To all the graduating seniors of 2024 I ask you: Who are you?
Yes, you have a name, but who are you? Back in the day when I was a college student we had a radio station on campus. I was fortunate enough to have a 30-minute program and was allowed to script it myself as long as I kept it interesting. My English teacher told me to write a famous author and ask for advice.
I wrote that letter, only I included the other students in my class. Only one responded and his response was awesome!
“Dear High School graduating class of 1955 and all who have taught these students: I thank you for your friendly letters. You sure know how to cheer up a really old geezer (84) in his sunset years. I don’t make many public appearances anymore because I now resemble nothing more than an iguana.
“My advice is simple: Practice any art, music, singing, dancing, acting, drawing, painting, sculpting, poetry, fiction, and essays, no matter how well or badly, not to get money and fame, but to experience becoming, to find out what’s inside you, to make your soul grow. Seriously! I mean starting right now, do art and do it from this day forward for the rest of your lives. Draw a funny or nice picture of your teacher, and give it to her. Dance home after school, and sing in the shower and so on. Make a face in your mashed potatoes. Here’s an assignment for tonight, write a six-line poem, about anything, but rhymed. Make it as good as you possibly can. But don’t tell anybody what you’re doing. Don’t show it or recite it to anybody, not even your girlfriend or parents or whatever, or your teacher. OK? Then tear it up in tiny pieces, and discard them into widely separated trash bins. You will find that you have already been gloriously rewarded for your poem. You have experienced becoming, learned a lot more about what’s inside you, and you have made your soul grow.”

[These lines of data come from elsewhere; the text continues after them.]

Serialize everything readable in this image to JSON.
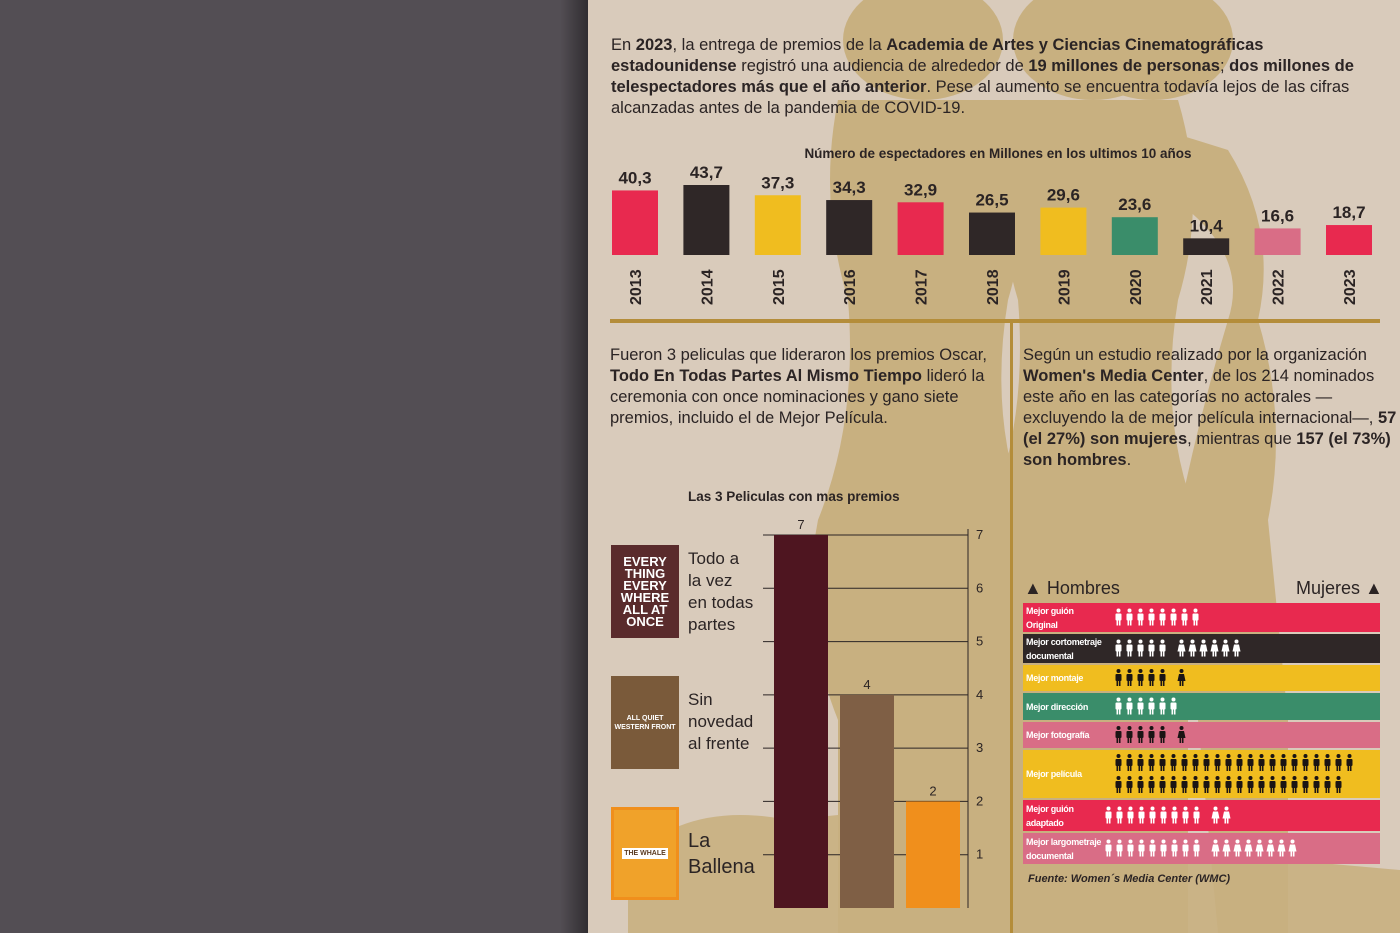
{
  "intro": {
    "p1": "En ",
    "year": "2023",
    "p2": ", la entrega de premios de la ",
    "academy": "Academia de Artes y Ciencias Cinematográficas estadounidense",
    "p3": " registró una audiencia de alrededor de ",
    "audience": "19 millones de personas",
    "p4": "; ",
    "more": "dos millones de telespectadores más que el año anterior",
    "p5": ". Pese al aumento se encuentra todavía lejos de las cifras alcanzadas antes de la pandemia de COVID-19."
  },
  "left_para": {
    "p1": "Fueron 3 peliculas que lideraron los premios Oscar, ",
    "film": "Todo En Todas Partes Al Mismo Tiempo",
    "p2": " lideró la ceremonia con once nominaciones y gano siete premios, incluido el de Mejor Película."
  },
  "right_para": {
    "p1": "Según un estudio realizado por la organización ",
    "org": "Women's Media Center",
    "p2": ", de los 214 nominados este año en las categorías no actorales —excluyendo la de mejor película internacional—, ",
    "women": "57 (el 27%) son mujeres",
    "p3": ", mientras que ",
    "men": "157 (el 73%) son hombres",
    "p4": "."
  },
  "posters": [
    {
      "label": "Todo a la vez en todas partes",
      "lines": [
        "Todo a",
        "la vez",
        "en todas",
        "partes"
      ],
      "poster_text": [
        "EVERY",
        "THING",
        "EVERY",
        "WHERE",
        "ALL AT",
        "ONCE"
      ],
      "bg": "#5a2b2c"
    },
    {
      "label": "Sin novedad al frente",
      "lines": [
        "Sin",
        "novedad",
        "al frente"
      ],
      "poster_text": [
        "ALL QUIET",
        "WESTERN FRONT"
      ],
      "bg": "#7a5a3a"
    },
    {
      "label": "La Ballena",
      "lines": [
        "La",
        "Ballena"
      ],
      "poster_text": [
        "THE WHALE"
      ],
      "bg": "#f0a22a"
    }
  ],
  "gender": {
    "legend_men": "Hombres",
    "legend_women": "Mujeres",
    "source": "Fuente: Women´s Media Center (WMC)",
    "rows": [
      {
        "label": [
          "Mejor guión",
          "Original"
        ],
        "bg": "#e8294f",
        "men": 8,
        "women": 0,
        "icon_color": "#ffffff"
      },
      {
        "label": [
          "Mejor cortometraje",
          "documental"
        ],
        "bg": "#2f2727",
        "men": 5,
        "women": 6,
        "icon_color": "#ffffff"
      },
      {
        "label": [
          "Mejor montaje"
        ],
        "bg": "#f0bd1f",
        "men": 5,
        "women": 1,
        "icon_color": "#1a1414"
      },
      {
        "label": [
          "Mejor dirección"
        ],
        "bg": "#3a8d6a",
        "men": 6,
        "women": 0,
        "icon_color": "#ffffff"
      },
      {
        "label": [
          "Mejor fotografía"
        ],
        "bg": "#d96d86",
        "men": 5,
        "women": 1,
        "icon_color": "#1a1414"
      },
      {
        "label": [
          "Mejor película"
        ],
        "bg": "#f0bd1f",
        "men": 43,
        "women": 0,
        "icon_color": "#1a1414"
      },
      {
        "label": [
          "Mejor guión",
          "adaptado"
        ],
        "bg": "#e8294f",
        "men": 9,
        "women": 2,
        "icon_color": "#ffffff"
      },
      {
        "label": [
          "Mejor largometraje",
          "documental"
        ],
        "bg": "#d96d86",
        "men": 9,
        "women": 8,
        "icon_color": "#ffffff"
      }
    ]
  },
  "chart_data": [
    {
      "type": "bar",
      "title": "Número de espectadores en Millones en los ultimos 10 años",
      "categories": [
        "2013",
        "2014",
        "2015",
        "2016",
        "2017",
        "2018",
        "2019",
        "2020",
        "2021",
        "2022",
        "2023"
      ],
      "values": [
        40.3,
        43.7,
        37.3,
        34.3,
        32.9,
        26.5,
        29.6,
        23.6,
        10.4,
        16.6,
        18.7
      ],
      "value_labels": [
        "40,3",
        "43,7",
        "37,3",
        "34,3",
        "32,9",
        "26,5",
        "29,6",
        "23,6",
        "10,4",
        "16,6",
        "18,7"
      ],
      "colors": [
        "#e8294f",
        "#2f2727",
        "#f0bd1f",
        "#2f2727",
        "#e8294f",
        "#2f2727",
        "#f0bd1f",
        "#3a8d6a",
        "#2f2727",
        "#d96d86",
        "#e8294f"
      ]
    },
    {
      "type": "bar",
      "title": "Las 3 Peliculas con mas premios",
      "categories": [
        "Todo a la vez en todas partes",
        "Sin novedad al frente",
        "La Ballena"
      ],
      "values": [
        7,
        4,
        2
      ],
      "colors": [
        "#4e1520",
        "#7f5f45",
        "#f08f1c"
      ],
      "ylim": [
        0,
        7
      ],
      "yticks": [
        "1",
        "2",
        "3",
        "4",
        "5",
        "6",
        "7"
      ]
    }
  ]
}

He further stated that when he was 15 he spent a month working on an archeological dig and was talking to one of the archeologists one day during their lunch break and he asked those kinds of “getting to know you” questions you ask young people:
“ ‘Do you play sports? What’s your favorite subject?’ I said ‘No, I don’t play any sports. I do theater, I’m in choir, I play the violin and piano, I used to take art classes.’ And he went, ‘Wow, that’s amazing!’ And I said, ‘Oh no, but I’m not any good at any of them.’ “And he said something then that I will never forget and which absolutely blew my mind because no one had ever said anything like it to me before:
‘I don’t think being good at things is the point of doing them. I think you’ve got all these wonderful experiences with different skills that make you an interesting person, no matter how well or badly you do them.’ ”

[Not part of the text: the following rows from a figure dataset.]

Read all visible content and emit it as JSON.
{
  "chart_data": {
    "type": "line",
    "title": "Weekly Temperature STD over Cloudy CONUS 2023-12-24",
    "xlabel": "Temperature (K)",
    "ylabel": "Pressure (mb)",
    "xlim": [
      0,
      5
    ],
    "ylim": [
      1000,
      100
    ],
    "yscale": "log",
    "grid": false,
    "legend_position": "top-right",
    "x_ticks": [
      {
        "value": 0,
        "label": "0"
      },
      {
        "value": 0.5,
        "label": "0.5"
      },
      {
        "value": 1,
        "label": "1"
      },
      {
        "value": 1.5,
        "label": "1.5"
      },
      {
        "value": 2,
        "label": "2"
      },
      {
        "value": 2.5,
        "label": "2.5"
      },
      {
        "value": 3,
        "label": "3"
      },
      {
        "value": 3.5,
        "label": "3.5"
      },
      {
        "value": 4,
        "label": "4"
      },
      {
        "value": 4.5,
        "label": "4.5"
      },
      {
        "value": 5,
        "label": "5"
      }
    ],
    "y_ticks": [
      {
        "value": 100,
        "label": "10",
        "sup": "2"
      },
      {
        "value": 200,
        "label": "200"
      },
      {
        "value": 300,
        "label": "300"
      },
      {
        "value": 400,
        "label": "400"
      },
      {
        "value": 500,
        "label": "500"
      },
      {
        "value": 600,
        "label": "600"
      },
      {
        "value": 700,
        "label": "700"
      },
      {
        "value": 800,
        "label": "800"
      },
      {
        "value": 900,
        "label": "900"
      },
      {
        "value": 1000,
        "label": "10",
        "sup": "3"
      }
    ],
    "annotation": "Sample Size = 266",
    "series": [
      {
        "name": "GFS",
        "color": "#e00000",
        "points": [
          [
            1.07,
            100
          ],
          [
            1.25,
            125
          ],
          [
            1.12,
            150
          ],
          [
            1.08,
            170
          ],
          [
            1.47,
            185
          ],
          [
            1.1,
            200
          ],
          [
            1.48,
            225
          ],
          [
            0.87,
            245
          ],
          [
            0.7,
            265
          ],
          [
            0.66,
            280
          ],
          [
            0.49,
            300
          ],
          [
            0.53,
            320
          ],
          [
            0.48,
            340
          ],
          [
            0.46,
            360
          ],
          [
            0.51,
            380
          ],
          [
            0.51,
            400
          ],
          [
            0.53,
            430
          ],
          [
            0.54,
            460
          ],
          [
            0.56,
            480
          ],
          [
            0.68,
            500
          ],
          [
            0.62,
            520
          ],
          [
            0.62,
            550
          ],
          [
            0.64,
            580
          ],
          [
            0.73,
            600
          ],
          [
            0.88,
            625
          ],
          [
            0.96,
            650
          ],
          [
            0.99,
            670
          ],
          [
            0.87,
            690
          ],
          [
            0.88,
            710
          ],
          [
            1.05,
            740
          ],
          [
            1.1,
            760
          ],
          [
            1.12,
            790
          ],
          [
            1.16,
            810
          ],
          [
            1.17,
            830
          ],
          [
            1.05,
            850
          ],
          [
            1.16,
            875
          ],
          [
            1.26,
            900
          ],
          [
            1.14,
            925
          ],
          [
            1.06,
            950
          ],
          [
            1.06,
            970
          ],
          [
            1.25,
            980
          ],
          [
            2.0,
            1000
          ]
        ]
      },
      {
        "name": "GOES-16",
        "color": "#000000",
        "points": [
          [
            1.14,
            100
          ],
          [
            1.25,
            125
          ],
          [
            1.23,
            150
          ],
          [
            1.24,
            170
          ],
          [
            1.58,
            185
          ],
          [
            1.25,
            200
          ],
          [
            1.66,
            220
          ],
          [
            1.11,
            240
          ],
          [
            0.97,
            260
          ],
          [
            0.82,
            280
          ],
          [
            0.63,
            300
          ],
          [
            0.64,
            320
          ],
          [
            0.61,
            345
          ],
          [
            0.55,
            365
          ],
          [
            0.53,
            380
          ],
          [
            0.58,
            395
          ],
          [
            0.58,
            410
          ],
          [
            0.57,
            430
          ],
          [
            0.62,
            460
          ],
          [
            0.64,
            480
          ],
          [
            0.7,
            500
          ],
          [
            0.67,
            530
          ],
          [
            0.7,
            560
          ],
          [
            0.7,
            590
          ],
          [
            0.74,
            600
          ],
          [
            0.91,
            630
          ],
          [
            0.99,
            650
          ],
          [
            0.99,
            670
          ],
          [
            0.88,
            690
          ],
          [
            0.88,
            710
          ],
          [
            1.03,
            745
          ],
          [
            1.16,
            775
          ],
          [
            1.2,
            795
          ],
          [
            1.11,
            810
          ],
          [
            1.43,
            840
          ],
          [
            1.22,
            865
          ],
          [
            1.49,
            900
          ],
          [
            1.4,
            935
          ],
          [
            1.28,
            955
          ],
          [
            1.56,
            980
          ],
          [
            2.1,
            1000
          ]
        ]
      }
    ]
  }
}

He said that honestly changed his life, because he went from feeling like a failure; someone who was non-skilled, not talented enough at anything to excel, to someone who did things because he enjoyed them. He said he had been raised in such an achievement-oriented environment, so inundated with the myth of “talent,” that he thought it was only worth doing things if you could “win” at doing them.
To this day I am grateful for his advice and I say to you: Don’t give up on your dreams. I read somewhere that dreams are the souls’ pantry. Keep it well stocked and your soul will never go hungry. Again I ask you: Who are you? My wish for you is that by keeping dreams in your heart and hope in your pocket you will become your authentic self.